The second, harder truth is that strife feeds on engagement. Every escalation strengthens it; every refusal to escalate weakens it. The instinct to meet provocation with provocation, to answer the cutting remark, to win the argument, to have the last word — this is precisely the "leading Strife forward" that the verse warns against. The counterintuitive wisdom, attested across the world's traditions, is that yielding is not defeat but the only real victory over discord.

Modern Application

No verse in the poem is more urgently applicable to the connected modern world, which has built machinery of unprecedented power for "leading Strife forward." The comment section, the quote-tweet, the group chat, the escalating email thread — these are engines engineered to amplify the inborn impulse to contend, to reward the provoking reply, to make strife frictionless and endless. And the verse names exactly what is happening: a baneful, ever-present impulse to conflict is harming us "unnoticed," because the medium makes escalation feel like simply responding.

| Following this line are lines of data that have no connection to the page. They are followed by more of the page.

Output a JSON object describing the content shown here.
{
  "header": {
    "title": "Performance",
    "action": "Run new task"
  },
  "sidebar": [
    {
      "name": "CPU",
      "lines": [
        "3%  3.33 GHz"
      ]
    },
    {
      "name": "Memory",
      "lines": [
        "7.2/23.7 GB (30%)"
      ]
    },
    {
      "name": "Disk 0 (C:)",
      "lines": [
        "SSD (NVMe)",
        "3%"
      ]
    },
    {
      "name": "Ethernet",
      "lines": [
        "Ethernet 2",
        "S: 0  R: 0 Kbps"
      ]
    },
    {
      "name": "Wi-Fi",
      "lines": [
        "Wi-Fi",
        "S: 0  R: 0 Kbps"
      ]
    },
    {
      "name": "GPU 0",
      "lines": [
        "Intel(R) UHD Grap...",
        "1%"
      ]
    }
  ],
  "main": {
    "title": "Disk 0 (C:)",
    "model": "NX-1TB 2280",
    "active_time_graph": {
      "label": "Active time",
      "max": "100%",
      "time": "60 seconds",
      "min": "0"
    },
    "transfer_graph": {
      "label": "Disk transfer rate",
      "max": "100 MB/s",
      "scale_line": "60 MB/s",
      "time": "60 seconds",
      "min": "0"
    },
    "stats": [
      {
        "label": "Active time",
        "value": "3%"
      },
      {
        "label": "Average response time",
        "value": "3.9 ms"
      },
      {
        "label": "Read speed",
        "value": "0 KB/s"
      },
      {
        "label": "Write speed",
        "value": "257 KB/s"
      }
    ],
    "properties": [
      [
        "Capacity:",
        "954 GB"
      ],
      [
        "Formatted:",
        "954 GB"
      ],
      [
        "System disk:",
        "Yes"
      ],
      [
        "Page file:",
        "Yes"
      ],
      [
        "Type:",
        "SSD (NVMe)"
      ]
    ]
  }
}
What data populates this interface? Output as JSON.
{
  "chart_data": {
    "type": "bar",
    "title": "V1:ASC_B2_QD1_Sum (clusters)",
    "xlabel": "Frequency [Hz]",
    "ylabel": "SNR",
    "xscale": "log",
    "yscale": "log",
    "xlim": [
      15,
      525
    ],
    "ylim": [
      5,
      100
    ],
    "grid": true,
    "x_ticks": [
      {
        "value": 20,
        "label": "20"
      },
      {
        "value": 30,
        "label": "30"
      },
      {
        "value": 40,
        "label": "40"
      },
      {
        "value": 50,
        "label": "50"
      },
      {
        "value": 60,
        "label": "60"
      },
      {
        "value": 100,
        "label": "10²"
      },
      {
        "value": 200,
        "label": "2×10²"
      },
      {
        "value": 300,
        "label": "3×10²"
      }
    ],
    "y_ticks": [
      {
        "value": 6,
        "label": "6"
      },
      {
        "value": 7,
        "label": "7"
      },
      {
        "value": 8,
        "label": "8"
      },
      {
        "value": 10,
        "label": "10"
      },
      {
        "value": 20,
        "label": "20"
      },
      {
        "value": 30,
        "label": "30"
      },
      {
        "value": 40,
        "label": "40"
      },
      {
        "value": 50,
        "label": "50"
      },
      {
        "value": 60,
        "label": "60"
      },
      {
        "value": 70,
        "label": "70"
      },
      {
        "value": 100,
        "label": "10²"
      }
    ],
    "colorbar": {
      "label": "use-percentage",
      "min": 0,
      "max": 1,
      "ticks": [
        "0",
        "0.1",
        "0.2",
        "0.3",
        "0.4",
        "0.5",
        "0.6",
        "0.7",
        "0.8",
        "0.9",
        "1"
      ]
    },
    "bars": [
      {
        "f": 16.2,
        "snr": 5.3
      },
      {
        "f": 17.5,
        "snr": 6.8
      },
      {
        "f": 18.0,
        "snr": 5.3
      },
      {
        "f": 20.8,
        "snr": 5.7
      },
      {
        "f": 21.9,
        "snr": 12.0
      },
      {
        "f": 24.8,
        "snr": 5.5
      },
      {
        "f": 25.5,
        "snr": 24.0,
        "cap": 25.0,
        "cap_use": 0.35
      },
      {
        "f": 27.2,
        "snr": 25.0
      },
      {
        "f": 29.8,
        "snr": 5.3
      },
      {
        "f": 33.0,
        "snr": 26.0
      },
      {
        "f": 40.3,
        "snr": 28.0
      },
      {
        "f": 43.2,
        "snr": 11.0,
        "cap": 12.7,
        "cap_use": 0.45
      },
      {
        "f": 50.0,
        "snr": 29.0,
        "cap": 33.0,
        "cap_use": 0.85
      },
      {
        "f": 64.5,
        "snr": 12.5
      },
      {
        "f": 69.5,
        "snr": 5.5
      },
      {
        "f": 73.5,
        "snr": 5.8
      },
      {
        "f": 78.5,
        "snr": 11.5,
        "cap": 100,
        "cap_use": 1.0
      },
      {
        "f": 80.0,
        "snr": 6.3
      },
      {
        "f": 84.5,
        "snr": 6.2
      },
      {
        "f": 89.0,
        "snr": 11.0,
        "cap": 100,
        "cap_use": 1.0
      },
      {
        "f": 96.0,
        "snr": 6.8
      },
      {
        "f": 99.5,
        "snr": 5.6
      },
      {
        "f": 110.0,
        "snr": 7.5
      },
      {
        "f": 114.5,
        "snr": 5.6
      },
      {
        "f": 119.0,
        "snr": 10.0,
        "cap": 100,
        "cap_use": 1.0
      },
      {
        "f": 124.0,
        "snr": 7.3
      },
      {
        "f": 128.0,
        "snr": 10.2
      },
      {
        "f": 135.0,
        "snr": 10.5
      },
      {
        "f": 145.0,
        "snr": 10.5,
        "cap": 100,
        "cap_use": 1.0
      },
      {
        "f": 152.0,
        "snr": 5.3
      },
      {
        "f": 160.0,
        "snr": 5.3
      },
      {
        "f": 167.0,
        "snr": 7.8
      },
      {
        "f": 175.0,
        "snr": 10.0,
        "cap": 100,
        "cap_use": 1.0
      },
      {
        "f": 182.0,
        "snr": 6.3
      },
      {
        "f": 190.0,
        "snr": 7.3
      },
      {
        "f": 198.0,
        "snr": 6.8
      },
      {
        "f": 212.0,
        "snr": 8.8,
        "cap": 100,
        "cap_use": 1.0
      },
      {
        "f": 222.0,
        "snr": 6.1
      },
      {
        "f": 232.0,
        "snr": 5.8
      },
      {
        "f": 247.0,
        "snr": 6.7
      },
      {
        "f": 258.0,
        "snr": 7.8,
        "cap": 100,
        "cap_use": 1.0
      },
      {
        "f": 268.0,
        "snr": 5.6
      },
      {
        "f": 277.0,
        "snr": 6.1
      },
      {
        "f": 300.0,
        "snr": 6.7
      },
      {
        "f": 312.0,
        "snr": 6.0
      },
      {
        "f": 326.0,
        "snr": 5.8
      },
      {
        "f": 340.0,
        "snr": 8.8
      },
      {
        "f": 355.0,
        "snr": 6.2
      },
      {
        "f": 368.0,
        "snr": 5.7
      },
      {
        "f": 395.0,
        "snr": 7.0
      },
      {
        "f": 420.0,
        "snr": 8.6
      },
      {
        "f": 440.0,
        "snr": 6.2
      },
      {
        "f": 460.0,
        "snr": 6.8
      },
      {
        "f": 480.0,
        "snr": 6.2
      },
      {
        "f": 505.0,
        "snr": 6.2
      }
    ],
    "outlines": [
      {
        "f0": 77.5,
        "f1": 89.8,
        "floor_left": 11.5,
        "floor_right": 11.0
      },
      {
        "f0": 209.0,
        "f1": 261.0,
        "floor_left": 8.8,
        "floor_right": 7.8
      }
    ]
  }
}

The practice is to recognize the impulse for what it is — inborn, projected, and self-harming — and then to do the thing that feels almost impossibly counterintuitive: not lead it forward. When you feel the pull to fire back, to win the exchange, to have the last word, that pull is the Éris the verse describes. Yield to it and step away. This is not weakness or surrender of your convictions; it is the refusal to feed a fire that consumes you as much as your opponent. The most powerful and most difficult application is the simplest: the argument you do not enter, the reply you do not send, the provocation you let pass. "Yield and flee" is, in the end, a discipline of strength — the strength to refuse a fight that has nothing to offer but mutual harm.